E perché, come ricordano spesso gli attivisti del movimento, la pace non è solo un’idea: è una pratica collettiva. Una pratica che oggi, a Berlino come a livello globale, è più urgente che mai.

La protesta dei militanti della Sardegna contro il braccio italiano di questa orrida multinazionale

A Berlino saranno presenti lunedì anche alcuni attivista della Sardegna che da tempo militano contro RWM Italia, filiale della multinazionale tedesca Rheinmetall, che si è insediata nell’ex regione mineraria del Sulcis-Iglesiente nel 2010. Già nota dal 2014 per la fornitura di bombe all’Arabia Saudita, poi utilizzate contro i civili huthi in Yemen, con conseguenti denunce a livello internazionale. Solo nel 2021 il governo Conte revocò le licenze di esportazione verso l’Arabia Saudita, applicando per la prima volta la legge 185 del 1990, che vieta il commercio e il transito di armamenti verso paesi in guerra o che violino i diritti umani.
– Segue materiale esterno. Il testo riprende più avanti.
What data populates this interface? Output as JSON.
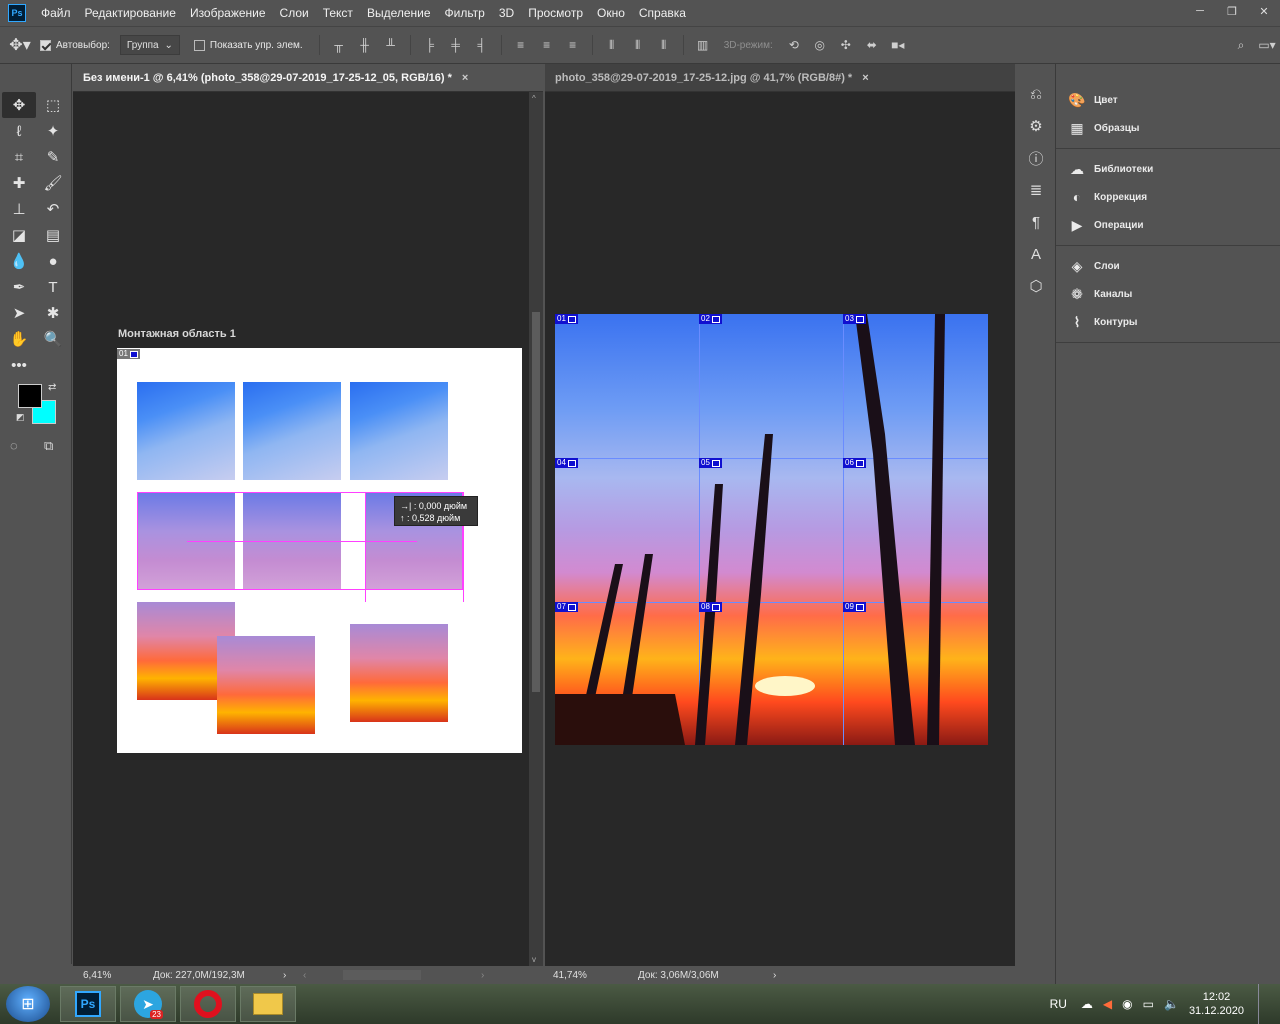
{
  "app": {
    "logo": "Ps"
  },
  "menu": [
    "Файл",
    "Редактирование",
    "Изображение",
    "Слои",
    "Текст",
    "Выделение",
    "Фильтр",
    "3D",
    "Просмотр",
    "Окно",
    "Справка"
  ],
  "options": {
    "autoselect_label": "Автовыбор:",
    "autoselect_value": "Группа",
    "show_transform_label": "Показать упр. элем.",
    "mode3d": "3D-режим:"
  },
  "tabs": {
    "left": {
      "title": "Без имени-1 @ 6,41% (photo_358@29-07-2019_17-25-12_05, RGB/16) *",
      "close": "×"
    },
    "right": {
      "title": "photo_358@29-07-2019_17-25-12.jpg @ 41,7% (RGB/8#) *",
      "close": "×"
    }
  },
  "artboard": {
    "title": "Монтажная область 1",
    "slice": "01"
  },
  "tooltip": {
    "line1_icon": "→|",
    "line1": "0,000 дюйм",
    "line2_icon": "↑",
    "line2": "0,528 дюйм"
  },
  "slices": [
    "01",
    "02",
    "03",
    "04",
    "05",
    "06",
    "07",
    "08",
    "09"
  ],
  "status": {
    "left_zoom": "6,41%",
    "left_doc": "Док: 227,0M/192,3M",
    "right_zoom": "41,74%",
    "right_doc": "Док: 3,06M/3,06M"
  },
  "panels": {
    "group1": [
      {
        "icon": "palette-icon",
        "label": "Цвет"
      },
      {
        "icon": "grid-icon",
        "label": "Образцы"
      }
    ],
    "group2": [
      {
        "icon": "cloud-icon",
        "label": "Библиотеки"
      },
      {
        "icon": "adjust-icon",
        "label": "Коррекция"
      },
      {
        "icon": "play-icon",
        "label": "Операции"
      }
    ],
    "group3": [
      {
        "icon": "layers-icon",
        "label": "Слои"
      },
      {
        "icon": "channels-icon",
        "label": "Каналы"
      },
      {
        "icon": "paths-icon",
        "label": "Контуры"
      }
    ]
  },
  "taskbar": {
    "telegram_badge": "23",
    "lang": "RU",
    "time": "12:02",
    "date": "31.12.2020"
  },
  "colors": {
    "foreground": "#000000",
    "background": "#00ffff",
    "slice_blue": "#1010d0",
    "guide_magenta": "#ff40ff"
  }
}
Ignorando leggi urbanistiche e ambientali, a partire dal 2018 fino al 2021 RWM procede a ingenti lavori di ampliamento senza sottoporre le nuove costruzioni a valutazione di impatto ambientale (VIA). La società civile si mobilita immediatamente: denunce e ricorsi al TAR e al Consiglio di Stato portano alla vittoria dei comitati ambientalisti e disarmisti.

Nonostante ciò, la multinazionale non si ferma e chiede alla Regione Sardegna una sanatoria per gli abusi edilizi e ambientali, tra cui l’interramento di un torrente in una zona a rischio idrogeologico. La Regione, sotto pressione dalla protesta popolare, decide di prendere tempo per esaminare la documentazione presentata dai tecnici della società civile sarda. RWM ricorre al TAR, ma la sentenza non è ancora stata resa nota.